Second, even to the extent that corporate boards correctly judge both the quality of executives and the extent to which quality matters for profitability, the actual amount they end up paying their top executives depends a lot on what other companies do. Thus, in the corporate world of the 1960s and 1970s, companies rarely paid eye-popping salaries to perceived management superstars. In fact companies tended to see huge paychecks at the top as a possible source of reduced team spirit, as well as a potential source of labor problems. In that environment even a corporate board that did believe that hiring star executives was the way to go didn’t have to offer exorbitant pay to attract those stars. But today executive pay in the millions or tens of millions is the norm. And even corporate boards that aren’t smitten with the notion of superstar leadership end up paying high salaries, partly to attract executives whom they consider adequate, partly because the financial markets will be suspicious of a company whose CEO isn’t lavishly paid.[2]

In the early 1990s, options had accounted for less than a quarter of executive pay. But by 2001, some 80 percent of executive compensation was in the form of stock options, notes [Arthur] Levitt, who looks back with regret on his role in failing to stop their explosive growth. “I consider this my biggest mistake as SEC chairman.”[3]

This is an example of a foolish practice that has become widespread due to our strong human tendencies to imitate and conform to the behaviour of others. It also illustrates the important but frequently unrecognized fact that, left to itself, the free market does not always produce the best, or even a good, outcome, since the decision to award corporate executives stock options was an entirely free-market decision.
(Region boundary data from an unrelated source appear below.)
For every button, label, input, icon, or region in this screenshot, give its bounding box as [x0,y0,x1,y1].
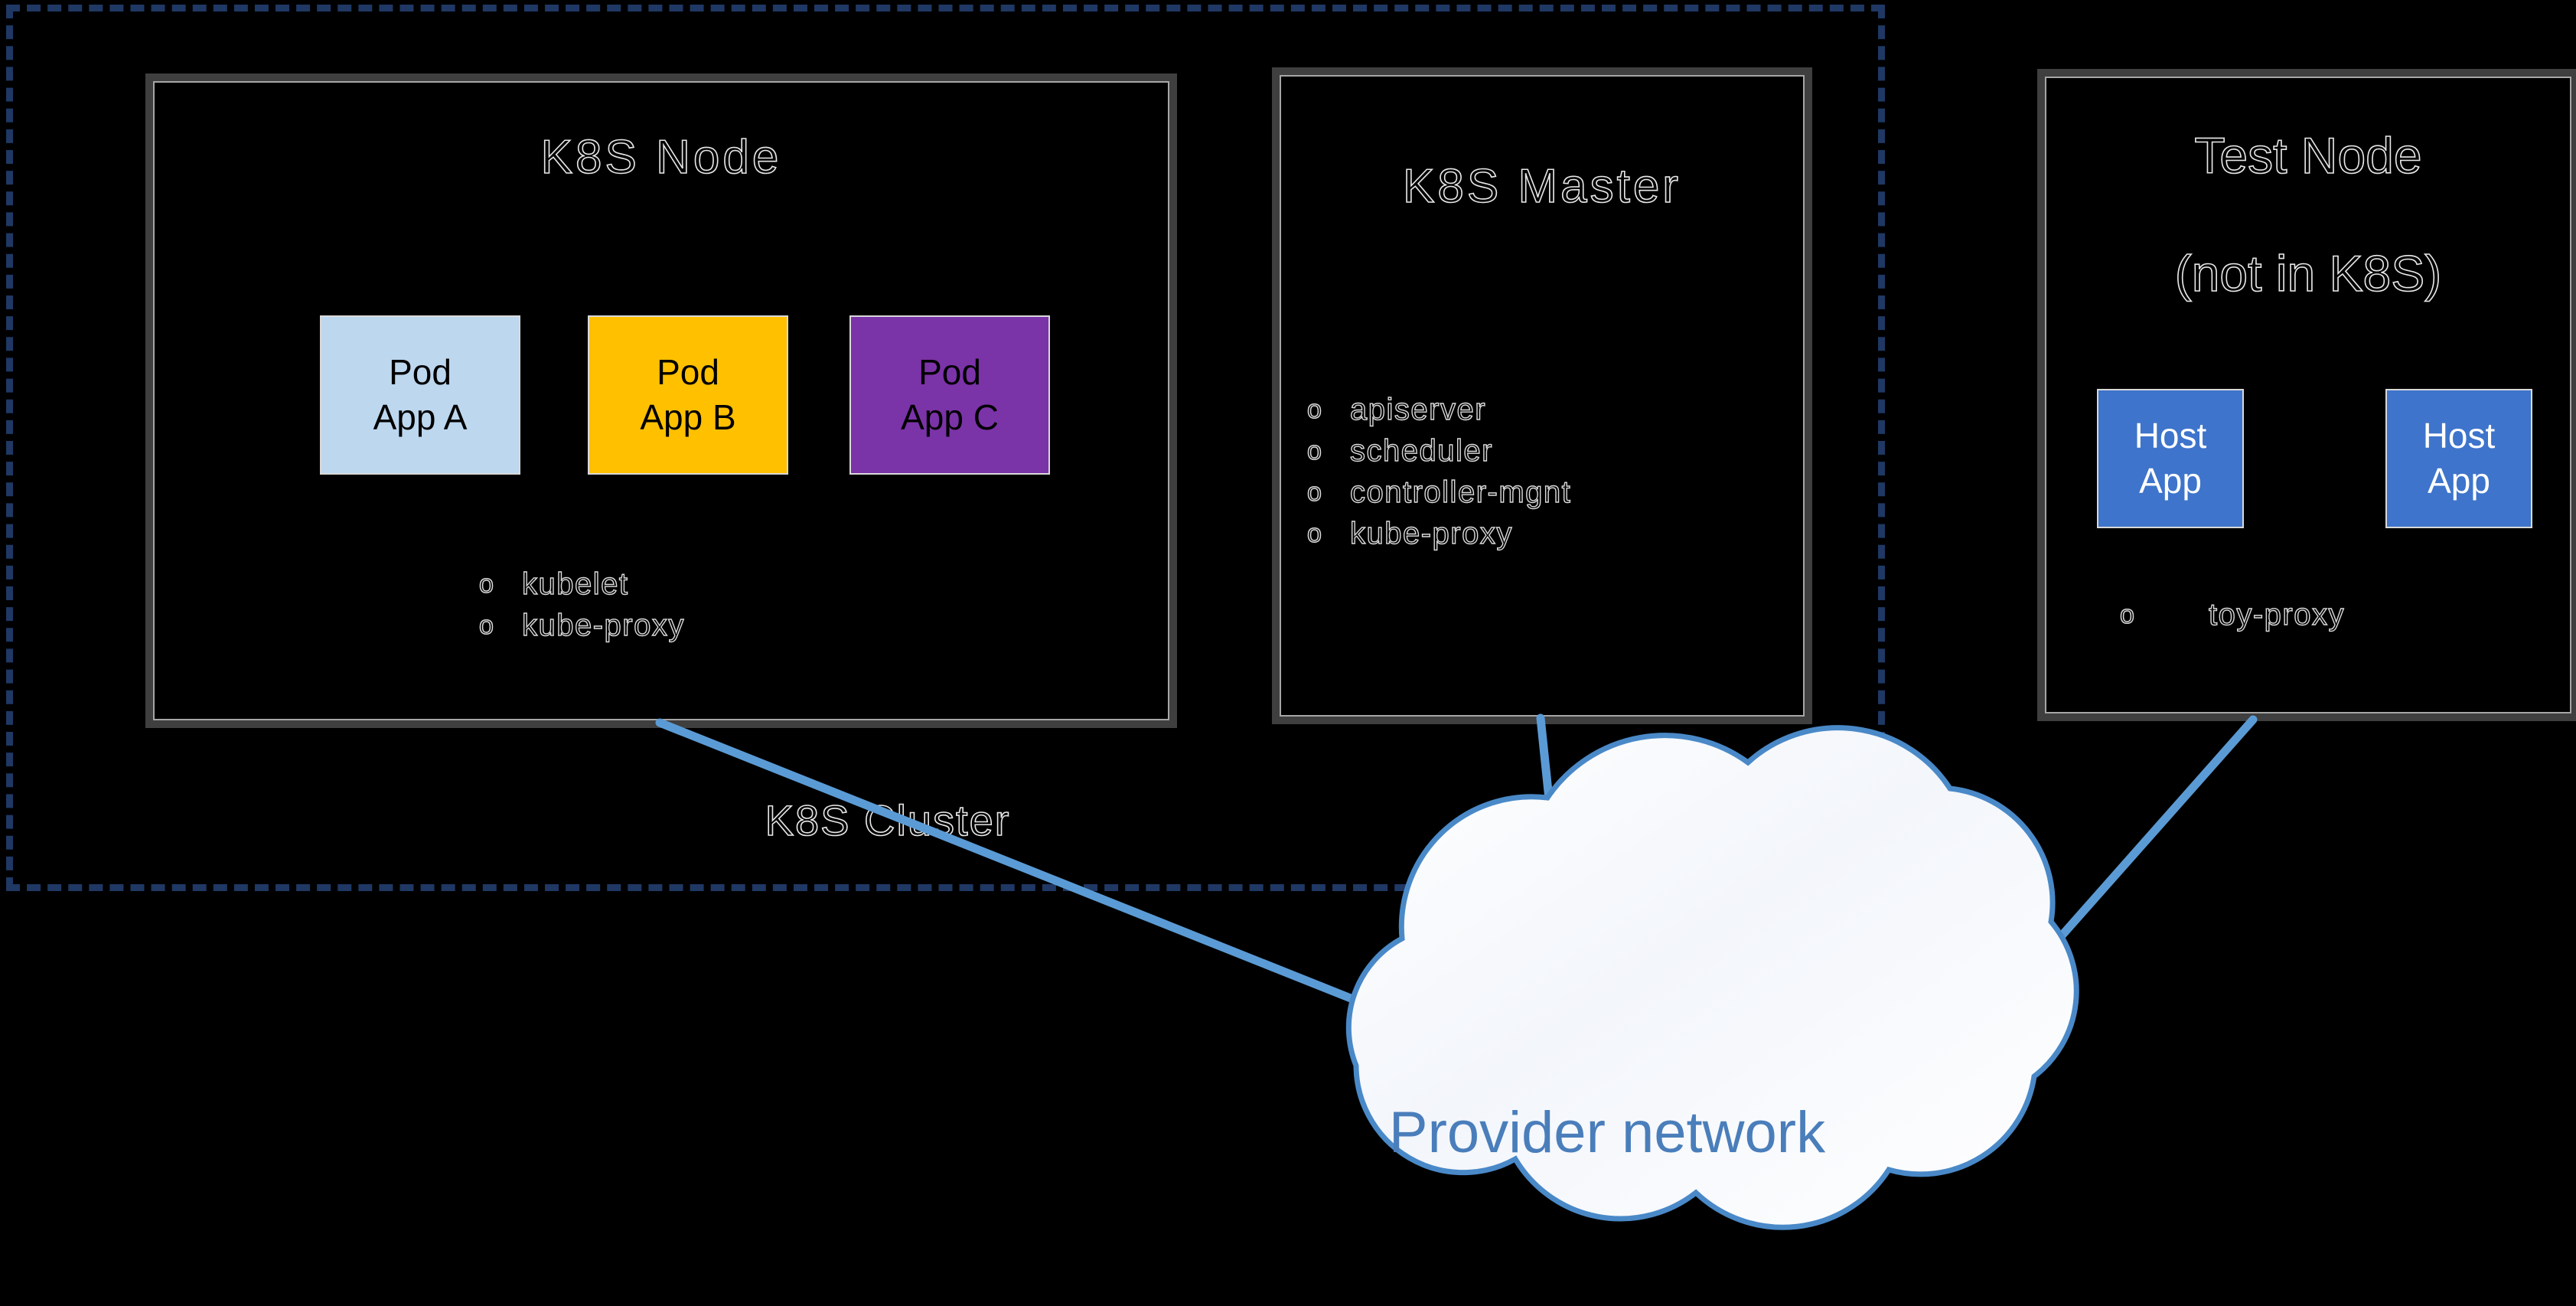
bullet-circle-icon: o [1306,395,1322,424]
pod-tile-app-b-line1: Pod [657,352,719,393]
host-app-tile-2[interactable]: Host App [2385,389,2532,528]
pod-tile-app-a[interactable]: Pod App A [320,315,520,475]
service-label-kube-proxy: kube-proxy [521,608,685,642]
host-app-tile-2-line2: App [2428,461,2490,501]
pod-tile-app-a-line1: Pod [389,352,452,393]
bullet-circle-icon: o [1306,519,1322,548]
connector-test-node-to-cloud [1939,715,2258,1073]
list-item[interactable]: o toy-proxy [2119,597,2345,632]
service-label-controller-mgnt: controller-mgnt [1349,475,1572,509]
pod-tile-app-b[interactable]: Pod App B [588,315,788,475]
host-app-tile-1[interactable]: Host App [2097,389,2244,528]
test-node-subtitle: (not in K8S) [2174,244,2442,302]
test-node-service-list: o toy-proxy [2119,597,2345,638]
service-label-scheduler: scheduler [1349,433,1493,468]
k8s-cluster-label: K8S Cluster [765,795,1011,845]
bullet-circle-icon: o [1306,478,1322,507]
list-item[interactable]: o scheduler [1306,433,1571,469]
service-label-kube-proxy: kube-proxy [1349,516,1513,550]
service-label-apiserver: apiserver [1349,392,1487,426]
list-item[interactable]: o controller-mgnt [1306,475,1572,510]
list-item[interactable]: o kube-proxy [1306,516,1571,551]
bullet-circle-icon: o [2119,600,2134,629]
pod-tile-app-a-line2: App A [373,397,468,437]
host-app-tile-2-line1: Host [2422,416,2496,456]
service-label-kubelet: kubelet [521,566,629,601]
k8s-node-title: K8S Node [540,130,782,184]
pod-tile-app-c[interactable]: Pod App C [849,315,1050,475]
pod-tile-app-c-line2: App C [901,397,999,437]
k8s-node-service-list: o kubelet o kube-proxy [478,566,685,649]
host-app-tile-1-line1: Host [2134,416,2207,456]
bullet-circle-icon: o [478,611,494,640]
bullet-circle-icon: o [478,570,494,599]
service-label-toy-proxy: toy-proxy [2208,597,2345,632]
k8s-master-service-list: o apiserver o scheduler o controller-mgn… [1306,392,1572,557]
diagram-canvas: K8S Node Pod App A Pod App B Pod App C o… [0,0,2576,1306]
pod-tile-app-b-line2: App B [640,397,736,437]
list-item[interactable]: o apiserver [1306,392,1571,427]
bullet-circle-icon: o [1306,436,1322,465]
pod-tile-app-c-line1: Pod [918,352,981,393]
list-item[interactable]: o kubelet [478,566,685,602]
host-app-tile-1-line2: App [2139,461,2202,501]
provider-network-label: Provider network [1388,1100,1826,1165]
list-item[interactable]: o kube-proxy [478,608,685,643]
k8s-master-title: K8S Master [1402,159,1681,214]
test-node-title: Test Node [2194,126,2423,184]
A related but different matter is the need to separate corporate power from all the branches of government power – legislative, executive, and judicial. Because the rise of corporate power only took place after the U.S. Constitution was adopted, it is hardly surprising that its formulators completely failed to recognize the importance of separating corporate power from the three branches of the American government. The failure to check corporate power, influence, and excess is the greatest problem facing the American people today. The fact that Americans have manifestly failed to prevent corporate power and control from assuming a disproportionate influence in government and legal matters is the primary reason why their democracy is no longer a “government of the people, by the people, for the people”, but instead has become a “government of the corporations, by the corporations, for the rich people.”

 

[1] Whereas, apart from the payment that was made by the original purchasers for their shares, a company’s shareholders have contributed absolutely nothing to the company which they own, the company’s workers obviously do contribute significantly to the company’s success. And yet, in the corporate system that we humans have devised and adopted on a large scale, it is the shareholders whose views and concerns are addressed, while increasingly the workers’ views and concerns are ignored because they have little or no power and influence on the decisions that are made by their company’s autocratic rulers. Clearly there is something wrong with such a perverse and unjust system, which rewards those who contribute little, while it occasionally mistreats, oppresses, overworks, and callously dismisses those who contribute significantly to the company’s success.

[2] The Conscience of a Liberal by Paul Krugman, p. 144. W. W. Norton & Company, New York, 2007.

[3] Billionaires’ Ball: Gluttony and Hubris in an Age of Epic Inequality by Linda McQuaig and Neil Brooks, chapter 7. Beacon Press, Boston, 2012.